Druid can be deployed in various ways, including:

  1. Single-Server Deployment: All Druid services run on a single machine. Suitable for testing and development, but not for production.
  2. Clustered Deployment (Manual): Each Druid service is deployed manually on separate machines. Provides more control but requires more manual configuration.
  3. Clustered Deployment (with Kubernetes): Druid services are deployed as containers within a Kubernetes cluster.

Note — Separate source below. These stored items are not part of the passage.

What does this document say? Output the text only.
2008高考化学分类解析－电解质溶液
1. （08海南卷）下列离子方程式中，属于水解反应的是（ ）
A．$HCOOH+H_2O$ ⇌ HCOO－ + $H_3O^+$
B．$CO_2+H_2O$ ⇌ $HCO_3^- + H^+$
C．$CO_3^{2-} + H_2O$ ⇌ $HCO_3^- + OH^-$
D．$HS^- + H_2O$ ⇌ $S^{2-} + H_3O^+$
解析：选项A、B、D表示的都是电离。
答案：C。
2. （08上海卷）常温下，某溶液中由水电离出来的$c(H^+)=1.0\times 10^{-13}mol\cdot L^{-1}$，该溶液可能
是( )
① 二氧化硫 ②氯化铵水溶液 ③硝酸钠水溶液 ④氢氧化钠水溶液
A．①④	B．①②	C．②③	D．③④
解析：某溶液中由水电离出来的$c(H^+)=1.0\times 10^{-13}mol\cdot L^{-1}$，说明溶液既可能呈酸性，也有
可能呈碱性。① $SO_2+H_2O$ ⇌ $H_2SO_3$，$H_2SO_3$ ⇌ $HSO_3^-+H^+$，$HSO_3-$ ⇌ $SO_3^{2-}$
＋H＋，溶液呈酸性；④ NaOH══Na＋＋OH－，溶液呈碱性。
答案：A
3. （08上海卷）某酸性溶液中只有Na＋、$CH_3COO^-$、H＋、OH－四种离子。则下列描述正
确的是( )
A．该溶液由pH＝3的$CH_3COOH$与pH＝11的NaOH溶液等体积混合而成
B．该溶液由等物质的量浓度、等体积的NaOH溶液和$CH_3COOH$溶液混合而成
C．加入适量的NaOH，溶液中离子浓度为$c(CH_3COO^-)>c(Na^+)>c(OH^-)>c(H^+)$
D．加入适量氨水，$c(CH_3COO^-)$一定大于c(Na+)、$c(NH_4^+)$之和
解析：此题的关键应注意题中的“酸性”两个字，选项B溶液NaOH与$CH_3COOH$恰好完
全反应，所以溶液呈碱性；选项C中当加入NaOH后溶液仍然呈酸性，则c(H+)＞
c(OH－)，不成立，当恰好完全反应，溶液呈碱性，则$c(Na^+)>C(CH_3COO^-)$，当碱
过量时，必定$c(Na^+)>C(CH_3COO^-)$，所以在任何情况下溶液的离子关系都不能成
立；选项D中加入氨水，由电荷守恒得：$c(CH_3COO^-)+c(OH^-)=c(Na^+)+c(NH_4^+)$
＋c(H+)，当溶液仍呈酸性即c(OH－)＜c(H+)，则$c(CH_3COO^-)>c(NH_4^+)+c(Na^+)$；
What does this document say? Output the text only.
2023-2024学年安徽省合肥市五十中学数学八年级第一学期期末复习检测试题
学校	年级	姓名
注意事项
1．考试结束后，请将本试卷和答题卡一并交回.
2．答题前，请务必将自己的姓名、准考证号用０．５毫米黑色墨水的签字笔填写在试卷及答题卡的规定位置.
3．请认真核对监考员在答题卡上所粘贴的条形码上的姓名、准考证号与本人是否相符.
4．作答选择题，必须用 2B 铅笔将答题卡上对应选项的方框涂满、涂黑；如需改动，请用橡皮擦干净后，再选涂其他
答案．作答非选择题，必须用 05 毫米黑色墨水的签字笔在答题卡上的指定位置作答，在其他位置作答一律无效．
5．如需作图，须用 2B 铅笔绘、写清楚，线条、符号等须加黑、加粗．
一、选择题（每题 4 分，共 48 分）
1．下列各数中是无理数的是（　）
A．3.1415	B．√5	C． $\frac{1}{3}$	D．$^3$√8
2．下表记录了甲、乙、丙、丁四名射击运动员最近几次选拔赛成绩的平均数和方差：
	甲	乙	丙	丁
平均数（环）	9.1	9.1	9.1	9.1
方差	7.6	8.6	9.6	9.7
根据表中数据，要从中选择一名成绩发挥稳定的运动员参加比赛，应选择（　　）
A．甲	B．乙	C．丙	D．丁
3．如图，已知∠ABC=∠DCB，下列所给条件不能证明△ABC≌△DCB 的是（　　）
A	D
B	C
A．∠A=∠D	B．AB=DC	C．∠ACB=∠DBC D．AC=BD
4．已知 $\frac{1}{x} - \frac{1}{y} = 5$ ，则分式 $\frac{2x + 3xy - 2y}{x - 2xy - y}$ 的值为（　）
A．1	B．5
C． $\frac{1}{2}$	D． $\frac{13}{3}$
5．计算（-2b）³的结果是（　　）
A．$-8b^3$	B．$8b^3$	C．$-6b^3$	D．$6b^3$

Offers scalability, resilience, and easier management.
  4. Clustered Deployment (with Hadoop/YARN): Druid services are deployed as YARN applications within a Hadoop cluster.

We'll describe the Kubernetes deployment in detail, as it's becoming increasingly popular and offers good security and scalability.

graph LR
    Internet -- Ingress --> K8sService["Kubernetes Service (Load Balancer)"]
    K8sService -- Routes --> RouterPod["Router Pod(s)"]
    RouterPod -- Routes --> BrokerPod["Broker Pod(s)"]
    RouterPod -- Routes --> CoordinatorPod["Coordinator Pod(s)"]
    RouterPod -- Routes --> OverlordPod["Overlord Pod(s)"]
    BrokerPod -- Queries --> HistoricalPod["Historical Pod(s)"]
    BrokerPod -- Queries --> MiddleManagerPod["MiddleManager Pod(s)"]
    MiddleManagerPod -- Manages --> PeonPod["Peon Pod(s)"]
    PeonPod -- Reads --> DataSources["Data Sources (Kafka, Kinesis, etc.)"]
    CoordinatorPod -- Manages --> HistoricalPod
    CoordinatorPod -- Manages --> MiddleManagerPod
    OverlordPod -- Manages --> MiddleManagerPod
    HistoricalPod -- Reads --> DeepStoragePVC["Deep Storage (Persistent Volume Claim)"]
    subgraph Kubernetes Cluster
        RouterPod
        BrokerPod
        CoordinatorPod
        OverlordPod
        MiddleManagerPod
        PeonPod
        HistoricalPod
        DeepStoragePVC
    end
    DeepStoragePVC -- BackedBy --> DeepStorage["Deep Storage (e.g., S3)"]
    MetadataStorePod["Metadata Store Pod"] -- BackedBy --> MetadataStorePVC["Metadata Store (Persistent Volume Claim)"]
    subgraph Kubernetes Cluster
        MetadataStorePod
    end
    MetadataStorePVC -- BackedBy --> MetadataDB["Metadata DB (e.g., PostgreSQL)"]

Loading
  • Elements Description:

    • Name: Kubernetes Service (Load Balancer)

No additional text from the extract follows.